In 1845, a German physicist, Gustav Kirchhoff developed a pair or set of rules or laws which deals with the conservation of current and energy within electrical circuits. These two rules are commonly known as Kirchhoff’s Circuit Laws with one of Kirchhoff’s law dealing with the current flowing around a closed circuit known as Kirchhoff’s Current Law (KCL), while the other law deals with the voltage sources present in a closed circuit known as Kirchhoff’s Voltage Law (KVL). The Kirchhoff’s Laws are very useful in solving electrical networks which may not be easily solved by Ohm’s Law.

Kirchhoff’s First Law – The Current Law, (KCL)

Kirchhoff’s current law or KCL, states that the:

“Total current or charge entering a junction or node is exactly equal to the charge leaving the node as it has no other place to go except to leave, as no charge is lost within the node.”

In other words, the algebraic sum of all the currents entering and leaving a node must be equal to zero.

I(exiting) + I(entering) = 0. 

This idea by Kirchhoff is commonly known as the conservation of charge.

Kirchhoff’s Current Law

Here, the three currents entering the node, I1, I2, I3 are all positive in value, and the two currents leaving the node, I4 and I5 are negative in value. Then this means we can also rewrite the equation as;

I1 + I2 + I3 – I4 – I5 = 0

The term node in an electrical circuit generally refers to a connection or junction of two or more current-carrying paths or elements such as cables and components. Also, for current to flow either in or out of a node a closed-circuit path must exist. We can use Kirchhoff’s current law when analyzing parallel circuits.

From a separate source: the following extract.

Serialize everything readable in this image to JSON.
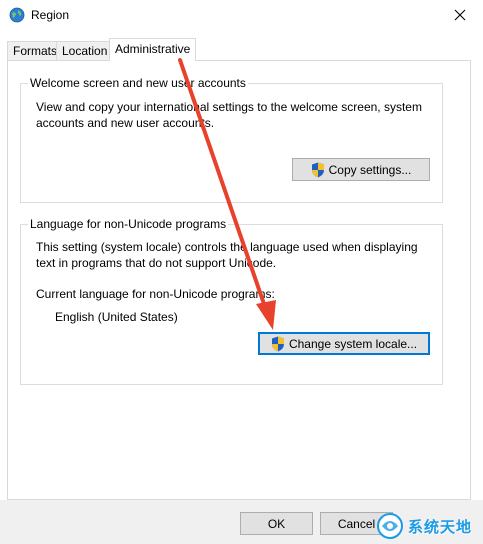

Kirchhoff’s Second Law – The Voltage Law, (KVL)

Kirchhoff’s voltage law or KVL, states that

 “In any closed-loop network, the total voltage around the loop is equal to the sum of all the voltage drops within the same loop” which is also equal to zero. 

In other words, the algebraic sum of all voltages within the loop must be equal to zero. This idea by Kirchhoff is known as the conservation of energy.

Or

The sum of all voltages around any closed path (loop) in a circuit equals zero.  

      ∑voltage rise =∑voltage drop  

Kirchhoff’s Voltage Law  Explanation

Starting at any point in the loop, continue in the same direction noting the direction of all the voltage drops, either positive or negative, and returning to the same starting point. It is important to maintain the same direction either clockwise or anti-clockwise or the final voltage sum will not be equal to zero. We can use Kirchhoff's voltage law when analyzing series circuits. When analyzing either DC circuits or AC circuits using Kirchhoff’s Circuit laws, several definitions and terminologies are used to describe the parts of the circuit being analyzed such as nodes, paths, branches, loops, and meshes.These terms are used frequently in circuit analysis, so it is important to understand them.

Common DC Circuit Theory Terms:

• Circuit – A circuit is a closed-loop conducting path in which an electrical current flows..
• Path – A single line of connecting elements or sources.
• Node – A node is a junction, connection, or terminal within a circuit where two or more circuit elements are connected or joined together giving a connection point between two or more branches. A node is indicated by a dot. 
• Branch – A branch is a single or group of components such as resistors or a source which are connected between two nodes.
• Loop – A loop is a simple closed path in a circuit in which no circuit element or node is encountered more than once.
• Mesh – A mesh is a single open loop that does not have a closed path. There are no components inside a mesh.

Application of Kirchhoff’s Circuit Laws

The applications include:

• They can be used to analyze any electrical circuit.
• Computation of current and voltage of complex circuits.
• Calculation of unknown currents and voltages is easy.
• Simplification and analysis of complex closed-loop circuits becomes manageable.

Kirchhoff’s Circuit Law Example No1

Find the current flowing in the 40Ω Resistor, R3

The circuit has 3 branches, 2 nodes (A and B), and 2 independent loops.

Using Kirchhoff’s Current Law, KCL the equations are given as:

At node A :    I1 + I2 = I3  

At node B :    I3 = I1 + I2

Using Kirchhoff’s Voltage Law, KVL the equations are given as:

Loop 1 is given as :    10 = R1 I1 + R3 I3 = 10I1 + 40I3

Loop 2 is given as :    20 = R2 I2 + R3 I3 = 20I2 + 40I3

Loop 3 is given as :    10 – 20 = 10I1 – 20I2

As I3 is the sum of I1 + I2 we can rewrite the equations as;  

Eq. No 1 :    10 = 10I1 + 40(I1 + I2)  =  50I1 + 40I2

Eq. No 2 :    20 = 20I2 + 40(I1 + I2)  =  40I1 + 60I2  

We now have two “Simultaneous equations” that can be reduced to give us the values of I1 and I2 

Substitution of I1 in terms of I2 gives us the value of I1 as -0.143 Amps

Substitution of I2 in terms of I1 gives us the value of I2 as +0.429 Amps

As :    I3 = I1 + I2

The current flowing in resistor R3 is given as : -0.143 + 0.429 = 0.286 Amps

and the voltage across the resistor R3 is given as :  0.286 x 40 = 11.44 volts

The negative sign for I1 means that the direction of the current flow initially chosen was wrong, but still valid. The 20v battery is charging the 10v battery.